Get an array of background-image to save for later and then on hover switch between them and a background color

Question

Here's my problem:

I created a block that looks like this:

<div class="col-md-4">
    <a href="/our-difference/our-story/"><p></p>
        <div class="img-link" style="background-image: url(/wp-content/uploads/2016/07/our_story_600x400-1.jpg)">
            <div class="text">
                <h2>Our Story</h2>
                <h3>For over 25 years we have specialized in and excelled at health care and human services education.</h3>
            </div>
        </div>
    </a>
</div>

CSS:

.img-link {
    position: relative;
    width: 100%;
    height: 200px;
    background-size: cover;
    &:hover {
       opacity: .9;
   }
   .text {
       position: absolute;
       top: 10px;
   }

}

My problem is that I had to set up the HTML in a friendly way since it's WordPress, so I had to add the background image inline.

My goal is the following:

When a user will hover the div, where the background image lives, the color will change to an actual color with opacity and the text won't be affected (like it should happen if you use the opacity property).

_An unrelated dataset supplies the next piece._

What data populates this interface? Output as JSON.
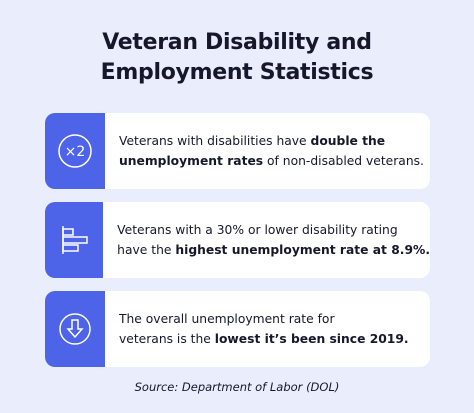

But if I use mouseOut and mouseOver, for example:

$('.img-link')
.mouseover(function(){
    $(this).css('background', 'green');
})
.mouseout(function(){
    $(this).css('background', 'initial');
});

When the user will leave the image, the background will come back to the initial image, which at the moment will be null.

Before:

background-image: url(/wp-content/uploads/2016/07/our_story_600x400-1.jpg);

After

background-color: #9b7878a8.

In the final step, the background will be empty.

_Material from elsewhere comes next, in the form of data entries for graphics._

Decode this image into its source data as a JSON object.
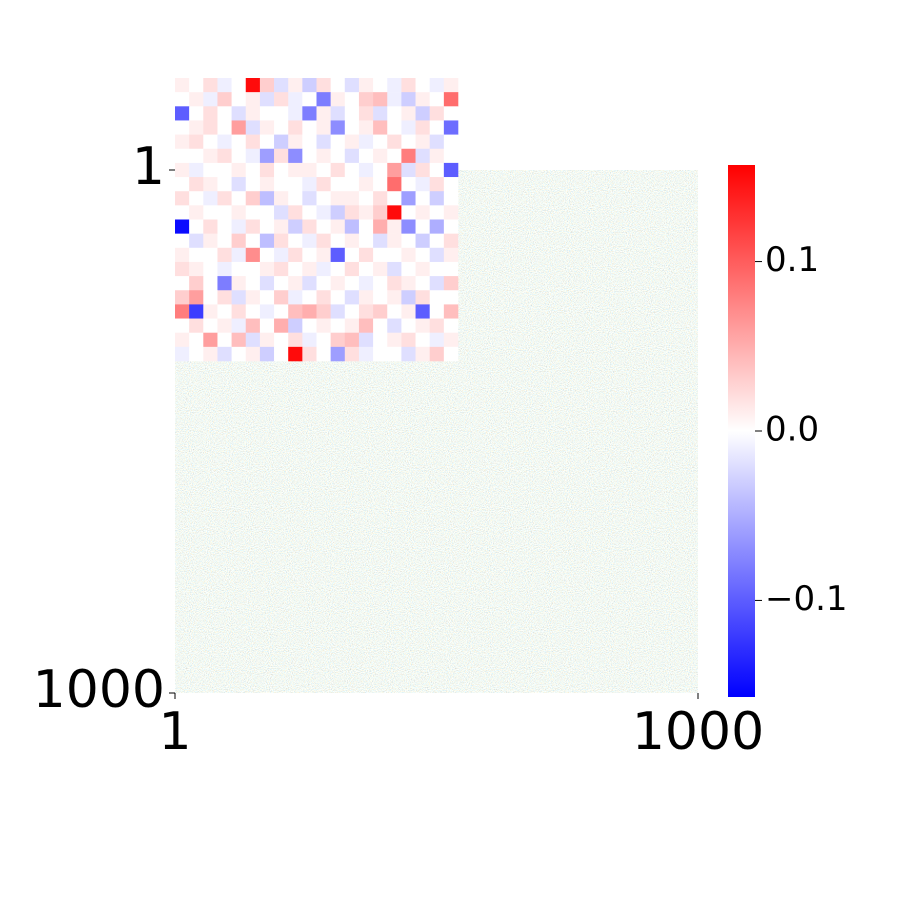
{
  "chart_data": {
    "type": "heatmap",
    "xlim": [
      1,
      1000
    ],
    "ylim": [
      1,
      1000
    ],
    "xticks": [
      1,
      1000
    ],
    "yticks": [
      1,
      1000
    ],
    "colormap": "bwr",
    "clim": [
      -0.157,
      0.157
    ],
    "cticks": [
      {
        "value": 0.1,
        "label": "0.1"
      },
      {
        "value": 0,
        "label": "0.0"
      },
      {
        "value": -0.1,
        "label": "−0.1"
      }
    ],
    "inset": {
      "values": [
        [
          0.01,
          0.0,
          0.02,
          -0.01,
          0.0,
          0.15,
          0.03,
          -0.02,
          0.01,
          -0.03,
          0.02,
          0.0,
          -0.02,
          0.01,
          0.0,
          -0.01,
          0.02,
          0.0,
          -0.01,
          0.01
        ],
        [
          0.0,
          0.01,
          -0.01,
          0.03,
          0.0,
          0.01,
          -0.02,
          0.02,
          -0.01,
          0.0,
          -0.08,
          0.01,
          0.0,
          0.03,
          0.04,
          -0.01,
          -0.03,
          0.01,
          0.0,
          0.09
        ],
        [
          -0.1,
          0.0,
          0.02,
          0.0,
          -0.02,
          0.01,
          0.0,
          0.0,
          -0.01,
          -0.08,
          0.01,
          -0.02,
          0.0,
          0.02,
          -0.02,
          0.0,
          0.01,
          -0.03,
          0.02,
          0.0
        ],
        [
          0.0,
          0.01,
          0.02,
          0.0,
          0.06,
          -0.02,
          0.01,
          0.0,
          0.02,
          0.0,
          0.01,
          -0.07,
          0.0,
          0.01,
          0.04,
          0.0,
          -0.01,
          0.02,
          0.0,
          -0.09
        ],
        [
          0.01,
          0.02,
          0.0,
          -0.01,
          0.0,
          0.02,
          0.0,
          -0.03,
          0.01,
          0.0,
          -0.02,
          0.0,
          0.01,
          -0.01,
          0.0,
          0.02,
          0.0,
          0.01,
          -0.02,
          0.0
        ],
        [
          0.0,
          0.0,
          0.01,
          0.02,
          0.0,
          -0.01,
          -0.06,
          0.02,
          -0.07,
          0.0,
          0.01,
          0.0,
          -0.02,
          0.0,
          0.01,
          0.0,
          0.08,
          -0.02,
          0.01,
          0.0
        ],
        [
          0.01,
          -0.01,
          0.0,
          0.0,
          0.01,
          0.0,
          0.02,
          0.0,
          0.01,
          0.01,
          0.0,
          0.02,
          0.0,
          -0.01,
          0.0,
          0.06,
          -0.02,
          0.02,
          0.0,
          -0.1
        ],
        [
          0.0,
          0.02,
          0.01,
          0.0,
          -0.02,
          0.0,
          0.01,
          0.0,
          0.0,
          -0.01,
          0.02,
          0.0,
          0.0,
          0.01,
          0.0,
          0.09,
          0.0,
          -0.01,
          0.02,
          0.0
        ],
        [
          0.02,
          0.0,
          -0.01,
          0.02,
          0.0,
          0.03,
          -0.04,
          0.01,
          0.0,
          -0.02,
          0.0,
          0.01,
          0.01,
          0.0,
          0.02,
          0.0,
          -0.06,
          0.0,
          -0.03,
          0.0
        ],
        [
          0.0,
          0.01,
          0.0,
          0.0,
          0.01,
          0.0,
          0.0,
          -0.02,
          0.02,
          0.0,
          -0.01,
          -0.03,
          0.02,
          0.01,
          0.03,
          0.15,
          0.0,
          0.01,
          0.0,
          0.01
        ],
        [
          -0.15,
          0.0,
          0.02,
          0.0,
          -0.01,
          0.02,
          0.0,
          0.01,
          -0.03,
          0.02,
          0.0,
          0.01,
          -0.04,
          0.0,
          0.05,
          0.01,
          -0.07,
          0.0,
          -0.05,
          0.0
        ],
        [
          0.0,
          -0.02,
          0.01,
          0.0,
          0.03,
          0.0,
          -0.04,
          0.02,
          0.0,
          -0.01,
          0.02,
          0.0,
          0.01,
          0.0,
          -0.02,
          0.01,
          0.0,
          -0.03,
          0.0,
          0.02
        ],
        [
          0.01,
          0.0,
          0.0,
          0.02,
          -0.01,
          0.07,
          0.0,
          -0.01,
          0.02,
          0.0,
          0.01,
          -0.1,
          0.0,
          0.02,
          0.0,
          0.0,
          0.01,
          0.0,
          -0.02,
          0.01
        ],
        [
          0.02,
          0.01,
          0.0,
          -0.01,
          0.0,
          0.0,
          0.01,
          0.02,
          0.0,
          0.01,
          -0.01,
          0.0,
          0.02,
          0.0,
          0.01,
          -0.02,
          0.0,
          0.01,
          0.0,
          0.0
        ],
        [
          0.0,
          0.03,
          0.0,
          -0.08,
          0.01,
          0.0,
          -0.02,
          0.0,
          0.01,
          -0.02,
          0.0,
          0.01,
          0.0,
          -0.01,
          0.0,
          0.02,
          0.01,
          0.0,
          -0.02,
          0.03
        ],
        [
          0.03,
          0.06,
          0.0,
          0.02,
          -0.02,
          0.01,
          0.0,
          0.03,
          -0.01,
          0.0,
          0.02,
          0.0,
          -0.02,
          0.01,
          0.0,
          0.01,
          -0.03,
          0.02,
          0.0,
          0.0
        ],
        [
          0.08,
          -0.12,
          0.01,
          0.0,
          0.02,
          0.0,
          -0.01,
          0.0,
          0.04,
          0.05,
          0.03,
          -0.02,
          0.0,
          0.02,
          0.03,
          0.0,
          0.01,
          -0.1,
          0.0,
          0.04
        ],
        [
          0.0,
          0.02,
          0.0,
          0.01,
          -0.01,
          0.04,
          0.0,
          0.05,
          -0.03,
          0.0,
          0.01,
          0.0,
          0.01,
          0.04,
          0.0,
          -0.02,
          0.0,
          0.01,
          0.02,
          0.0
        ],
        [
          0.01,
          0.0,
          0.06,
          0.0,
          0.04,
          -0.02,
          0.01,
          0.0,
          0.02,
          -0.01,
          0.0,
          0.03,
          0.04,
          -0.02,
          0.0,
          0.01,
          0.02,
          0.0,
          -0.01,
          0.01
        ],
        [
          -0.01,
          0.0,
          0.01,
          -0.02,
          0.0,
          0.01,
          -0.03,
          0.0,
          0.15,
          0.02,
          0.0,
          -0.06,
          0.02,
          -0.01,
          0.0,
          0.0,
          -0.02,
          0.01,
          0.03,
          0.0
        ]
      ]
    }
  }
}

My question is: is there a way to 'save' the background image (like in an array) and then use the value of the array to reapply the original background image?

Something like:

let arrayimage = $('.img-link');

$('.img-link')
.mouseover(function(){
    $(this).css('background', 'green');
})
.mouseout(function(){
    $(this).css('background', arrayimage);
})

This is just an example, the code is far away to be right, I'm a novice.

Answer 1

Seeing that you're using jQuery, this would actually be quite simple and, assuming you only have the one background-image to store, would not require an array at all.

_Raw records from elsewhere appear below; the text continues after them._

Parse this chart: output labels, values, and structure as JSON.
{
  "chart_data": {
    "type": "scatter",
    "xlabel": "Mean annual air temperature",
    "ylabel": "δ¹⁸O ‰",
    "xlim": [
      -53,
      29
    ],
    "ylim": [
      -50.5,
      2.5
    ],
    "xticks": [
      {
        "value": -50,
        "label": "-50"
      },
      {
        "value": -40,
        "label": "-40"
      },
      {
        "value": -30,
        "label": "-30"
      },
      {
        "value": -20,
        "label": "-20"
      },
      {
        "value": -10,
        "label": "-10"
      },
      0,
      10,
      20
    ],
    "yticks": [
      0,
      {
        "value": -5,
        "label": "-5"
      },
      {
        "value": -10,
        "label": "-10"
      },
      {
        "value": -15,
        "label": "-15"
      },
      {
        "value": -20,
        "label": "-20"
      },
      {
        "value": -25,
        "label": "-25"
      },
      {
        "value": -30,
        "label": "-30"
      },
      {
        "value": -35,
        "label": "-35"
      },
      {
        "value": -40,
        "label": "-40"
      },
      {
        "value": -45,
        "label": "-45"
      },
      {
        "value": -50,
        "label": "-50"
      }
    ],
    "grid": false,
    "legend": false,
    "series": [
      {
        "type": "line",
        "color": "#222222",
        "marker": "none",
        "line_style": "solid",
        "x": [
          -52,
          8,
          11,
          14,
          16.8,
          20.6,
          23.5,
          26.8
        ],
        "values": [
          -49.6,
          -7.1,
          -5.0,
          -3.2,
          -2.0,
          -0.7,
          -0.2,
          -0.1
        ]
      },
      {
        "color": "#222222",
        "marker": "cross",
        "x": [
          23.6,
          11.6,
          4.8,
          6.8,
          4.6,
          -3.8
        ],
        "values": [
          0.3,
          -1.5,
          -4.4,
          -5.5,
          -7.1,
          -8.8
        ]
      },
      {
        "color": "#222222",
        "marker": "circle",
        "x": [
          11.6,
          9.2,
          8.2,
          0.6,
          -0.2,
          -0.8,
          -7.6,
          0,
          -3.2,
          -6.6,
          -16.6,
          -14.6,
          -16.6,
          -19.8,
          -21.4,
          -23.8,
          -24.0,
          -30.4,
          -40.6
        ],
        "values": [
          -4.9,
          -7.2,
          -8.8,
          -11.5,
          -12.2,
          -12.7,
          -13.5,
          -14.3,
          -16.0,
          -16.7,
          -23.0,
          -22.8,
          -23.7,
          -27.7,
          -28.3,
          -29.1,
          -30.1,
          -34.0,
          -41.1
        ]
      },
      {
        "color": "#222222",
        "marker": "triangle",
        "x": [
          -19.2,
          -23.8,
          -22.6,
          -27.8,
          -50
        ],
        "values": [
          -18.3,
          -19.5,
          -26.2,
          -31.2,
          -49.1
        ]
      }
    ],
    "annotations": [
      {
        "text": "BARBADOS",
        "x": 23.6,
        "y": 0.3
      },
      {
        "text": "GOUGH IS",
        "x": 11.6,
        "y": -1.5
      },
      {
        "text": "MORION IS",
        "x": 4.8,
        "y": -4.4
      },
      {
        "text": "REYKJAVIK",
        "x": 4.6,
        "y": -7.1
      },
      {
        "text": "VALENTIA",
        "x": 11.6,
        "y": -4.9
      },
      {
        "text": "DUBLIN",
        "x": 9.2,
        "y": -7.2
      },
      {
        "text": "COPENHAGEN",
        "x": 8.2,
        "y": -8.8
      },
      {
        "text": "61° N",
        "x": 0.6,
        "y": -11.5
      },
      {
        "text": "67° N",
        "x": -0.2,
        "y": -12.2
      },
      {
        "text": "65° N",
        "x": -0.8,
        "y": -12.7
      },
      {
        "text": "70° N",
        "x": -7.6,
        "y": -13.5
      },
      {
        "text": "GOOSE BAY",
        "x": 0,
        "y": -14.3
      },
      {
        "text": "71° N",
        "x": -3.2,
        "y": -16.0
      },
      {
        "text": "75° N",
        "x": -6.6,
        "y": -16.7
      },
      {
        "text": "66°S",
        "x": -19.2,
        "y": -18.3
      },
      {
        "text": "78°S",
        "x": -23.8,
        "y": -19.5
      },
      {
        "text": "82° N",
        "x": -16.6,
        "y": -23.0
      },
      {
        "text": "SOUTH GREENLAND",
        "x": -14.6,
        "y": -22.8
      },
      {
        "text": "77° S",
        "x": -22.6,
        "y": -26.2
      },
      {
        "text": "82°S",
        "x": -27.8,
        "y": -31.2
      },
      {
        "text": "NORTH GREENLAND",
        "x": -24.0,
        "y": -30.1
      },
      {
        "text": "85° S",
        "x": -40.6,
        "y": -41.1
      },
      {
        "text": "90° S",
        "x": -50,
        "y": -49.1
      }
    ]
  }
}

$(document).ready(function(){
    var imgBackground = $('.img-link').css('background-image');
    $('.img-link').mouseover(function(){
        $(this).css('background', 'green');
    }).mouseout(function(){
        $(this).css('background', imgBackground);
    });
});

Here, starting with $(document).ready() ensures that your inline image is loaded before doing anything else. We can then safely store your loaded in image in a variable with jQuery's .css() function, telling it to retrieve the background-image. On your mouse-out, all you'll need to do is reassign that variable as the image.

If you need to remove the url(...) that surronds the link to your image, you can go see another similar answer that includes that information here : Can I get div's background-image url?